Thanks for sharing your feedback. And good point on reducing jargon in our research summary! Reducing ‘workspace clutter’ and ‘noise’ means making the screen less distracting and overwhelming. When we have lots of menus, checkboxes, and settings packed closely together, it adds visual ‘noise’ and that makes it hard to focus on updating a preference and quickly getting back to your email.

Ten people is definitely not a representative sample for millions of users, and it was never meant to be. Our goal for the small-group interviews was to serve as a starting point. I mentioned this in the video where I call out some of the areas where we might have biases and how that’s impacting the research, but we didn’t include it in the blog post- I’ll be sure to make a better note of that next time!

And you’re absolutely right, we don’t want to design Thunderbird just for tech-savvy users! Our goal is to make it intuitive and easy to use for everyone! We shared an open research call on Topicbox and Reddit, but knowing not everyone looks there, we want to try other channels to speak to a range of people. We will actively look into new channels to recruit non-technical end-users in future rounds of research. If you have suggestions for where it would be helpful to share those research opportunities let us know!

Reply

Saulius S.

wrote on

July 8, 2026 at 13:06

July 8, 2026 at 13:06

Hi Aly,

Thank you for explaining your research result.

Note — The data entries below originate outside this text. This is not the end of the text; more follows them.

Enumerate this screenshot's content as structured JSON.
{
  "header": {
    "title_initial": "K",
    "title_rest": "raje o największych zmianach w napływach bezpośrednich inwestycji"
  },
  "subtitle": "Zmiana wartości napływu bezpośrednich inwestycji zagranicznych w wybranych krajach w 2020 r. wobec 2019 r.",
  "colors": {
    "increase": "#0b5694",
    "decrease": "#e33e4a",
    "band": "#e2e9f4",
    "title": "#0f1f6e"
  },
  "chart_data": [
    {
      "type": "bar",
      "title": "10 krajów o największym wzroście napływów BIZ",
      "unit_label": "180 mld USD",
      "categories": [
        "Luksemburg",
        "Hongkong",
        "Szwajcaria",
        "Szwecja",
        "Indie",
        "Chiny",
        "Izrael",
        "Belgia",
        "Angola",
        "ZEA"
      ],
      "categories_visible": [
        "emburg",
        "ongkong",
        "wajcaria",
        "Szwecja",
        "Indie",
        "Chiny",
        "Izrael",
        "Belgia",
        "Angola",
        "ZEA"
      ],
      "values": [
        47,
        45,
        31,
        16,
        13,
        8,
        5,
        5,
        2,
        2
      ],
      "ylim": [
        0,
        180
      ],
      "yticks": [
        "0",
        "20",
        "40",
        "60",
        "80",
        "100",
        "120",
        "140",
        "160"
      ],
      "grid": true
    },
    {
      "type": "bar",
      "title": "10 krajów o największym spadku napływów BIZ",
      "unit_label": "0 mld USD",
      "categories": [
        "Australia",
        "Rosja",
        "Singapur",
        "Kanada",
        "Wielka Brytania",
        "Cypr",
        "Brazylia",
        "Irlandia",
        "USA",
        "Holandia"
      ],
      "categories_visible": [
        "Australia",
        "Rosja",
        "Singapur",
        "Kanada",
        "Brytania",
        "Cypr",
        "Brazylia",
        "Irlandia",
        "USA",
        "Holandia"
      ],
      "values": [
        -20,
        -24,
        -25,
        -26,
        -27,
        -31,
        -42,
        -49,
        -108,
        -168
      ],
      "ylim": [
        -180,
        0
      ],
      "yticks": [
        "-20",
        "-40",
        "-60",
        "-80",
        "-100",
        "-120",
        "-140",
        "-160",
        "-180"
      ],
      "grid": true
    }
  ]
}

I just wanted to point one thing that research has already confirmed – many (including myself) are using emails and Thunderbird in particular, as Todo even it’s not built for that and is not very convenient. If you could consider introducing Todo along with email functionality, that would be huge leap in productivity for users like us. For example, someone sends a request to produce the reports on Friday, I mark text in email body (or whole email) and create a todo entry from it with one-two clicks – that would be amazing.

Thank you

S

Reply

Aly Blenkin

wrote on

July 8, 2026 at 13:28

July 8, 2026 at 13:28

Thanks so much for your feedback! It’s a really interesting theme emerging and I appreciate you sharing how it would improve your workflow! Creating a to-do workflow, wouldn’t be part of the settings work we are doing right now, but it’s something for us to consider doing more exploration around!